FILESTREAM uses the NT system cache
for caching file data. This helps
reduce any effect that FILESTREAM data
might have on Database Engine
performance. The SQL Server buffer
pool is not used; therefore, this
memory is available for query
processing."
Using file hierarchy, you can put the files out of the website file folder, for example, suppose the web folder is c:/inetpub/wwwroot/somesite, put the file under c:/images/, so that the web users won't be able to access the image files. but you cannot use the direct link in your website neither, you need to create some procedure to read the file, return the stream.
personally I think it's better to put the file in the database, still create some procedure to retrieve the binary image data and return to wherever it needed.
In reality both scenarios are very similar, so it's up to you... Databases weren't designed to serve files, but if the size isn't really a concern for you, I don't see a problem with doing it.
To answer your question about direct access, you'd setup the file images the same way you would for the database: You'd use some sort of page (probably a .ashx handler) that serves the images, allowing you a layer of logic between the user and image to determine whether or not they should have access to it. The actual directory the images are located in would then need to either a) not be part of the directory structure in IIS or b) if it is part of IIS, only allow windows authenticated access, and only allow the account the application process is running under access to the directory.
If you're using IIS7, since .net jumps in the pipeline early I believe you can protect jpg files as well, just by using a role manager and applying roles to file system folders. If you're using IIS6, I've done something similar to the answer by John, where I store the actual file outside of the wwwroot, and use a handler to decide if the user has the correct credentials to view the image.

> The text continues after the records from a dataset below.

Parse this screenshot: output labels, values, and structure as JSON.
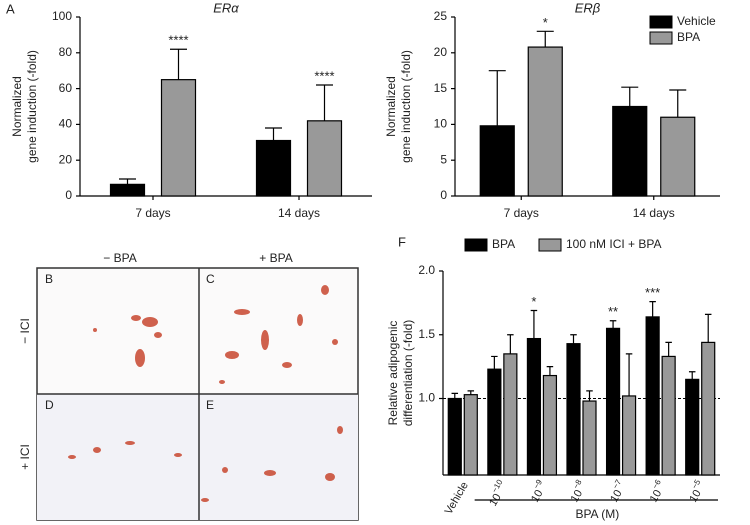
{
  "figure": {
    "panel_labels": [
      "A",
      "F"
    ],
    "micrograph": {
      "columns": [
        "− BPA",
        "+ BPA"
      ],
      "rows": [
        "− ICI",
        "+ ICI"
      ],
      "panels": [
        "B",
        "C",
        "D",
        "E"
      ]
    }
  },
  "chart_data": [
    {
      "type": "bar",
      "title": "ERα",
      "ylabel": [
        "Normalized",
        "gene induction (-fold)"
      ],
      "categories": [
        "7 days",
        "14 days"
      ],
      "series": [
        {
          "name": "Vehicle",
          "color": "#000000",
          "values": [
            6.5,
            31
          ],
          "errors": [
            3,
            7
          ]
        },
        {
          "name": "BPA",
          "color": "#999999",
          "values": [
            65,
            42
          ],
          "errors": [
            17,
            20
          ],
          "annotations": [
            "****",
            "****"
          ]
        }
      ],
      "ylim": [
        0,
        100
      ],
      "yticks": [
        0,
        20,
        40,
        60,
        80,
        100
      ]
    },
    {
      "type": "bar",
      "title": "ERβ",
      "ylabel": [
        "Normalized",
        "gene induction (-fold)"
      ],
      "categories": [
        "7 days",
        "14 days"
      ],
      "series": [
        {
          "name": "Vehicle",
          "color": "#000000",
          "values": [
            9.8,
            12.5
          ],
          "errors": [
            7.7,
            2.7
          ]
        },
        {
          "name": "BPA",
          "color": "#999999",
          "values": [
            20.8,
            11
          ],
          "errors": [
            2.2,
            3.8
          ],
          "annotations": [
            "*",
            null
          ]
        }
      ],
      "ylim": [
        0,
        25
      ],
      "yticks": [
        0,
        5,
        10,
        15,
        20,
        25
      ],
      "legend": "top-right"
    },
    {
      "type": "bar",
      "ylabel": [
        "Relative adipogenic",
        "differentiation (-fold)"
      ],
      "xlabel": "BPA (M)",
      "categories": [
        "Vehicle",
        "10−10",
        "10−9",
        "10−8",
        "10−7",
        "10−6",
        "10−5"
      ],
      "series": [
        {
          "name": "BPA",
          "color": "#000000",
          "values": [
            1.0,
            1.23,
            1.47,
            1.43,
            1.55,
            1.64,
            1.15
          ],
          "errors": [
            0.04,
            0.1,
            0.22,
            0.07,
            0.06,
            0.12,
            0.06
          ],
          "annotations": [
            null,
            null,
            "*",
            null,
            "**",
            "***",
            null
          ]
        },
        {
          "name": "100 nM ICI + BPA",
          "color": "#999999",
          "values": [
            1.03,
            1.35,
            1.18,
            0.98,
            1.02,
            1.33,
            1.44
          ],
          "errors": [
            0.03,
            0.15,
            0.07,
            0.08,
            0.33,
            0.11,
            0.22
          ]
        }
      ],
      "ylim": [
        0.4,
        2.0
      ],
      "yticks": [
        {
          "value": 1.0,
          "label": "1.0"
        },
        {
          "value": 1.5,
          "label": "1.5"
        },
        {
          "value": 2.0,
          "label": "2.0"
        }
      ],
      "grid_lines": [
        {
          "value": 1.0,
          "style": "dashed"
        }
      ],
      "legend": "top"
    }
  ]
}
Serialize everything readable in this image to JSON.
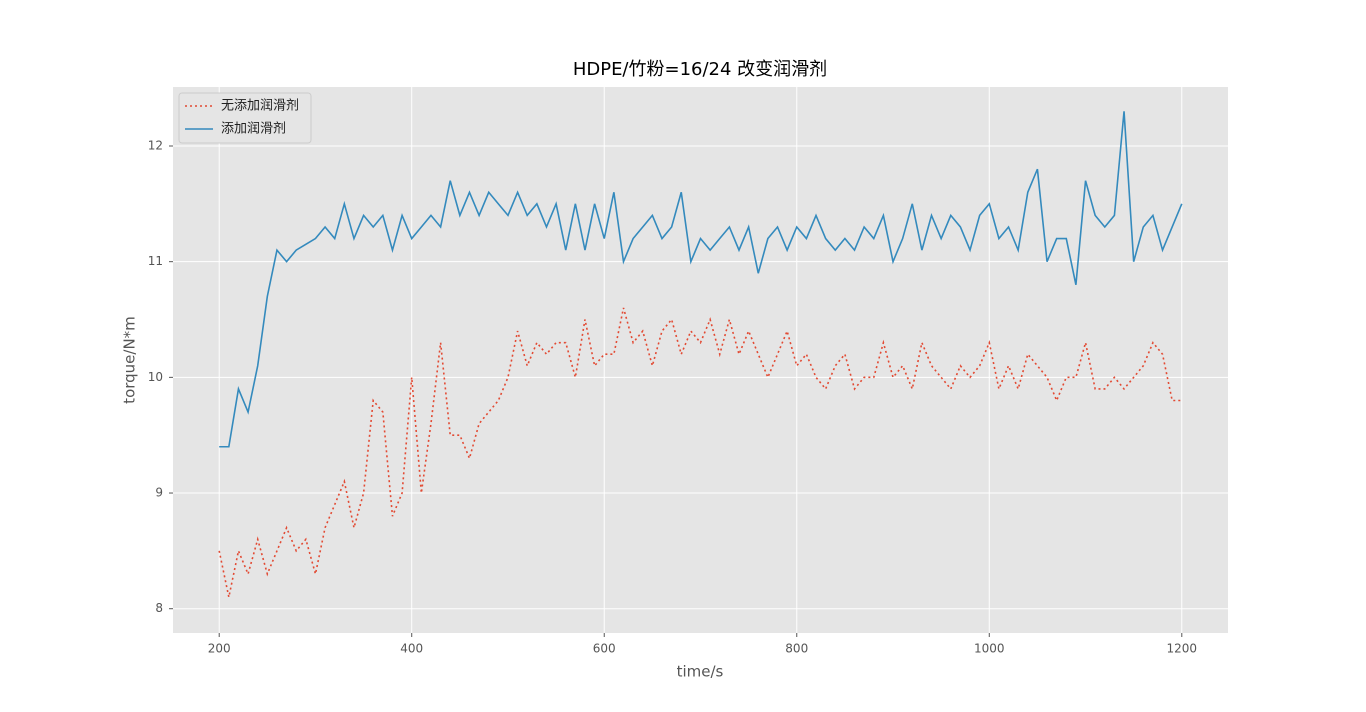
{
  "chart_data": {
    "type": "line",
    "title": "HDPE/竹粉=16/24 改变润滑剂",
    "xlabel": "time/s",
    "ylabel": "torque/N*m",
    "x": [
      200,
      210,
      220,
      230,
      240,
      250,
      260,
      270,
      280,
      290,
      300,
      310,
      320,
      330,
      340,
      350,
      360,
      370,
      380,
      390,
      400,
      410,
      420,
      430,
      440,
      450,
      460,
      470,
      480,
      490,
      500,
      510,
      520,
      530,
      540,
      550,
      560,
      570,
      580,
      590,
      600,
      610,
      620,
      630,
      640,
      650,
      660,
      670,
      680,
      690,
      700,
      710,
      720,
      730,
      740,
      750,
      760,
      770,
      780,
      790,
      800,
      810,
      820,
      830,
      840,
      850,
      860,
      870,
      880,
      890,
      900,
      910,
      920,
      930,
      940,
      950,
      960,
      970,
      980,
      990,
      1000,
      1010,
      1020,
      1030,
      1040,
      1050,
      1060,
      1070,
      1080,
      1090,
      1100,
      1110,
      1120,
      1130,
      1140,
      1150,
      1160,
      1170,
      1180,
      1190,
      1200
    ],
    "series": [
      {
        "name": "无添加润滑剂",
        "color": "#e24a33",
        "linestyle": "dotted",
        "values": [
          8.5,
          8.1,
          8.5,
          8.3,
          8.6,
          8.3,
          8.5,
          8.7,
          8.5,
          8.6,
          8.3,
          8.7,
          8.9,
          9.1,
          8.7,
          9.0,
          9.8,
          9.7,
          8.8,
          9.0,
          10.0,
          9.0,
          9.6,
          10.3,
          9.5,
          9.5,
          9.3,
          9.6,
          9.7,
          9.8,
          10.0,
          10.4,
          10.1,
          10.3,
          10.2,
          10.3,
          10.3,
          10.0,
          10.5,
          10.1,
          10.2,
          10.2,
          10.6,
          10.3,
          10.4,
          10.1,
          10.4,
          10.5,
          10.2,
          10.4,
          10.3,
          10.5,
          10.2,
          10.5,
          10.2,
          10.4,
          10.2,
          10.0,
          10.2,
          10.4,
          10.1,
          10.2,
          10.0,
          9.9,
          10.1,
          10.2,
          9.9,
          10.0,
          10.0,
          10.3,
          10.0,
          10.1,
          9.9,
          10.3,
          10.1,
          10.0,
          9.9,
          10.1,
          10.0,
          10.1,
          10.3,
          9.9,
          10.1,
          9.9,
          10.2,
          10.1,
          10.0,
          9.8,
          10.0,
          10.0,
          10.3,
          9.9,
          9.9,
          10.0,
          9.9,
          10.0,
          10.1,
          10.3,
          10.2,
          9.8,
          9.8
        ]
      },
      {
        "name": "添加润滑剂",
        "color": "#348abd",
        "linestyle": "solid",
        "values": [
          9.4,
          9.4,
          9.9,
          9.7,
          10.1,
          10.7,
          11.1,
          11.0,
          11.1,
          11.15,
          11.2,
          11.3,
          11.2,
          11.5,
          11.2,
          11.4,
          11.3,
          11.4,
          11.1,
          11.4,
          11.2,
          11.3,
          11.4,
          11.3,
          11.7,
          11.4,
          11.6,
          11.4,
          11.6,
          11.5,
          11.4,
          11.6,
          11.4,
          11.5,
          11.3,
          11.5,
          11.1,
          11.5,
          11.1,
          11.5,
          11.2,
          11.6,
          11.0,
          11.2,
          11.3,
          11.4,
          11.2,
          11.3,
          11.6,
          11.0,
          11.2,
          11.1,
          11.2,
          11.3,
          11.1,
          11.3,
          10.9,
          11.2,
          11.3,
          11.1,
          11.3,
          11.2,
          11.4,
          11.2,
          11.1,
          11.2,
          11.1,
          11.3,
          11.2,
          11.4,
          11.0,
          11.2,
          11.5,
          11.1,
          11.4,
          11.2,
          11.4,
          11.3,
          11.1,
          11.4,
          11.5,
          11.2,
          11.3,
          11.1,
          11.6,
          11.8,
          11.0,
          11.2,
          11.2,
          10.8,
          11.7,
          11.4,
          11.3,
          11.4,
          12.3,
          11.0,
          11.3,
          11.4,
          11.1,
          11.3,
          11.5
        ]
      }
    ],
    "xlim": [
      152,
      1248
    ],
    "xticks": [
      200,
      400,
      600,
      800,
      1000,
      1200
    ],
    "ylim": [
      7.79,
      12.51
    ],
    "yticks": [
      8,
      9,
      10,
      11,
      12
    ],
    "grid": true,
    "legend": "upper-left"
  }
}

I would avoid the database unless you have a strong reason to do this - and I don't think a photo gallery is one of them.
Neither. Amazon S3 offers a very simple API for accepting uploads. You can use SimpleDB or your SQL database to track the URLs and permissions. Set the entire S3 bucket to private, and authenticate to it using your AWS key on the ASP.NET server.
Very little code is required to upload to S3, and very little more would be required to perform bookeeping in SQL.
Once they're in S3, grab the image resizer library and the S3 Reader plugin and you can have your entire system running in under an hour. And - it will scale properly. No disk or database space limits. Ever.
You can implement authorization using the AuthorizeImage event of the Image Resizer library. Just throw an AccessDeniedException if access isn't allowed for the current user.
If you want to tune performance a bit mare, add both the DiskCache and CloudFront plugins. CloudFront can edge-cache the public images (inexpensively), and DiskCache will handle the private images, serving them at static-file speeds.